In this endlessly interconnected internet age, the idea that an image can have a profound and widespread impact hardly needs to be explained; it’s implicit. The advent of both photography– the way in which potent images of current events could be quickly and realistically produced– and the internet–the way in which they could be widely and rapidly disseminated–hastened and increased the importance of this phenomenon of images used to provoke political discussion. And an image can in fact be worth a thousand words; in cases from India’s struggle for independence, to the 1960’s civil rights movement, to the war in Syria today, images of social injustice and war have been able to provoke if not a direct solution, the conversation that brought that solution about. But while modern technology expedited the rise of disseminated images provoking social change, it was not solely responsible; this phenomenon was able to take place before the camera was invented, before the internet was invented. It took place, for instance, in 1787, with the engraving by Josiah Wedgewood of a kneeling, chained and supplicant slave, with the powerful words below: “Am I not a friend and a brother?”
This image didn’t come out of the blue; it was made for specifically for the purpose of moving hearts and minds. The Society for the Abolition of the Slave Trade was founded in 1787 by Granville Sharp and Thomas Clarkson. While the founders themselves were Anglican, the movement was popular amongst Quakers, who made up the other 9 founding members; these were William Dillwyn, John Barton, George Harrison, Samuel Hoare Jr., Joseph Hooper, John Lloyd, Joseph Woods, James Phillips and Richard Phillip, and later Josiah Wedgwood. Clarkson had campaigned for the movement previously and became the first historian for Britain’s abolition movement; Wedgewood was the 13th son of Thomas Wedgewood and a political reformer involved with the Unitarian Church.
Just a quick glance at the image reveals how pathos-evoking it must have been at the time. The figure is strong, vital, well-muscled; yet his circumstances have bent him in two, forcing him to beg for the basic rights that should be his due. His wrists are shackled to his ankles; it’s unlikely he’s able to stand up to full height. Even were he not in this unnatural position of supplication, he would not be able to stand as an autonomous agent should be able to do. His facial expression is nearly blank, numbed; but his lips are parted, as if to enunciate the words at the bottom of the image. Like Shylock asking “if you prick us, do we not bleed?” the caption states baldly that what in the distorted current structure of society should be a rhetorical question, is a genuine question because of how warped standards had become. “Am I not a man and a brother?” Is he? Whether or not a black man is human is of course a rhetorical question to the modern reader– but whether it was rhetorical or not would be less evident for the 19th century reader, and would force reflection. The question became the catchphrase of the British and American abolition movements, and the image was widely reproduced. Men purchased snuffboxes with the image; ladies wore bracelets and hairpins. According to David Dabydeen for BBC History, the image became “the most famous image of a black person in all of 18th century art.” In Joseph Hothschild’s book “Bury the Chains: The British Struggle to Abolish Slavery,” the author argues that “Wedgewood’s kneeling African, the equivalent of the label buttons we wear for electoral campaigns, was probably the first widespread use of a logo designed for a political cause.” This particular image wasn’t just harrowing and politically effective; it was landmark.

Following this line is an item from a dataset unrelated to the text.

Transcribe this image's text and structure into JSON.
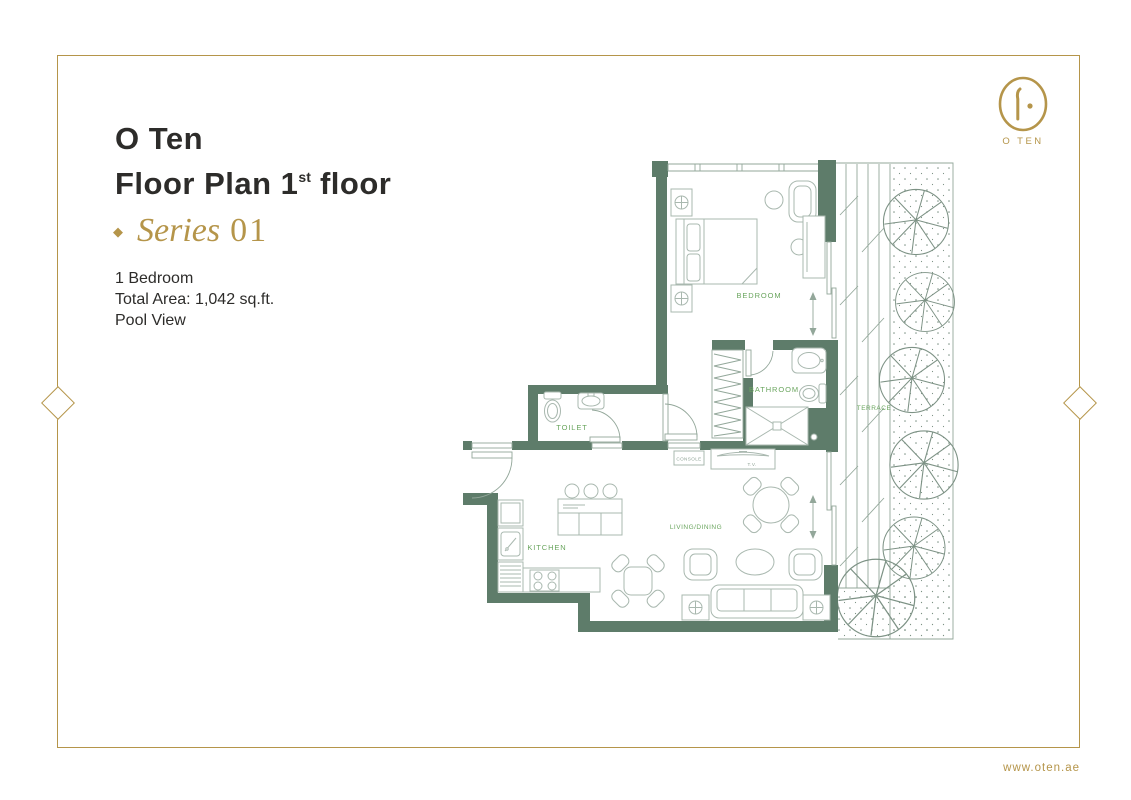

Sidiya Hartman notes in her book “Lose Your Mother: A Journey Along the Atlantic Slave Route” that the image is perhaps more insidious than it may at first seem. While it is clear that the figure is on bended knee, she argues that he is less begging God for freedom than the people of Britain, France and America, which, to the modern ancestor of slaves, is far more demoralizing. To ask God for your freedom is one thing; to ask fellow humans is quite another. The man in the image is begging for freedom, and the image itself begs those who see it to open their minds and hearts.
Other images were used towards the same end as Wedgewood’s, though none were quite as widespread or as effective. In 1792, John Kimber, the captain of the Recovery, was tried for the murder of two female slaves while the ship embarked on the infamous Middle Passage. While the cause of the captain’s displeasure isn’t clear, we do know that he ordered the girl hoisted up by ship’s rigging by one leg and flogged, with the process repeated on her other leg. Tragically and unsurprisingly, she died from her injuries. The image is stark, and disturbing; though in contrast to “Am I,” the image is deliberately and perversely sexualized, intended to provoke certainly, though to what end remains to be seen.
Slavery is a dark and peculiar case in the history of politically motivated imagery; but even as it is atypical (because it was the most severe of causes, because it predates the examples that followed), it is crucial to understanding how to make people understand problems they wish not to see. The Society for the Abolition of the Slave Trade didn’t succeed in their goal for Britain until 1833, and for the United States until 1864. But that goal was in fact ultimately realized; and, in part, due to the ubiquitous image that branded the painful image of the subjection of slavery into the consciousness of those who would have, and could have, otherwise turned a blind eye.